Discours prononcé à Paris en 1849 par Adolphe MONOD pasteur de l’Eglise réformée à Paris
L’Evangile exclut ce qui lui est contraire
Cette affirmation absolue que vous nous reprochez : Jésus-Christ est « Dieu manifesté en chair », cette affirmation exclusive, puisqu’elle exclut toute affirmation contraire, c’est la foi. Et je ne puis parler autrement sans tomber dans le doute… Pour moi, la mort de Jésus-Christ est un sacrifice expiatoire. Si elle ne l’est pas pour vous, je vous opposerai mes arguments qui me paraissent meilleurs que les vôtres. Mais cela fait, je n’irai pas plus loin. Qui suis-je pour trancher la question entre vous et moi ? Il est possible, après tout, que vous ayez raison, et que la mort de Jésus-Christ ne soit pas un sacrifice expiatoire. Mais si je parle ainsi, je ne crois plus, je doute…
Il en est de même pour les choses que nous maintenons avec l’église réformée, avec l’église universelle, avec l’église primitive, par une affirmation absolue qui exclut toute affirmation contraire. Nous ne les maintenons de la sorte que parce que Dieu a parlé, et clairement parlé ; après quoi, notre foi n’est pas un sentiment qui nous appartienne, c’est une conviction dont nous ne pouvons pas plus disposer que nous ne pouvons disposer des perfections divines. Là où Dieu n’a pas parlé, le champ est ouvert aux conjectures, à celles d’autrui comme aux nôtres, et nous ne nous permettrons pas de donner à celles-ci contre celles-là le ton superbe d’une affirmation présomptueuse. Là où Dieu n’a parlé qu’obscurément, nous ne nous permettrons pas davantage de suppléer ce qu’il a sagement refusé de lumière à ses révélations ; c’est sur ce principe que nous nous abstenons de l’affirmation absolue, dans les choses où divers enfants de Dieu et diverses communautés chrétiennes entendent diversement les Ecritures. Mais, quand Dieu a parlé, et a parlé aussi clairement qu’il a fait à Noé et à Abraham, quand Dieu a dit qu’en Jésus-Christ « habite corporellement toute la plénitude de la divinité », quand Dieu a dit que Jésus-Christ « a été établi pour propitiation, par la foi en son sang », nous ne saurions, pour nous prêter à la tolérance du siècle, nous ne saurions sans trahir notre foi, traiter la négation de la divinité de Jésus-Christ ou de la vertu expiatoire de son sacrifice autrement que comme une incrédulité.

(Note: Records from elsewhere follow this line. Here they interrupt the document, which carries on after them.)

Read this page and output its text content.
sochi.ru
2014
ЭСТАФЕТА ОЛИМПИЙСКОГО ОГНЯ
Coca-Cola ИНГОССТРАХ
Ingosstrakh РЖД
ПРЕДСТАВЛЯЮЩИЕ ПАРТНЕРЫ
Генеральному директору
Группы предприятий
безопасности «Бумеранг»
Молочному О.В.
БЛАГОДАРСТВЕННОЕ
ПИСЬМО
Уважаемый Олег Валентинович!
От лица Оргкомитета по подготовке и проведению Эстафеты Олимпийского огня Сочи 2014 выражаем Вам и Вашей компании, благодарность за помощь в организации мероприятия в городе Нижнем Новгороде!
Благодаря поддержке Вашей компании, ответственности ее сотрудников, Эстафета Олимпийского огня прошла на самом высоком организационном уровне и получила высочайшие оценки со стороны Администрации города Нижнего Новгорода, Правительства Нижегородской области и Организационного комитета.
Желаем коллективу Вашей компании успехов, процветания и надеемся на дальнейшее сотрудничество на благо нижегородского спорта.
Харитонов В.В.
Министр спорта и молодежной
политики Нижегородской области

A cela, il n’y a qu’une manière d’échapper : c’est de reconnaître, avec nous, que la vraie largeur doit s’arrêter quelque part ; et que s’il y a des croyances qu’on ne saurait exclure sans intolérance, il y en a d’autres qu’on est tenu d’exclure sous peine d’indifférentisme ou d’incrédulité.Reste à fixer la limite que notre largeur doit atteindre et qu’elle ne doit pas dépasser, les enseignements de l’Ecriture, les points capitaux en dehors desquels il n’est plus de christianisme, comme il y a dans le corps humain des parties vitales sans lesquelles la vie ne se conçoit plus.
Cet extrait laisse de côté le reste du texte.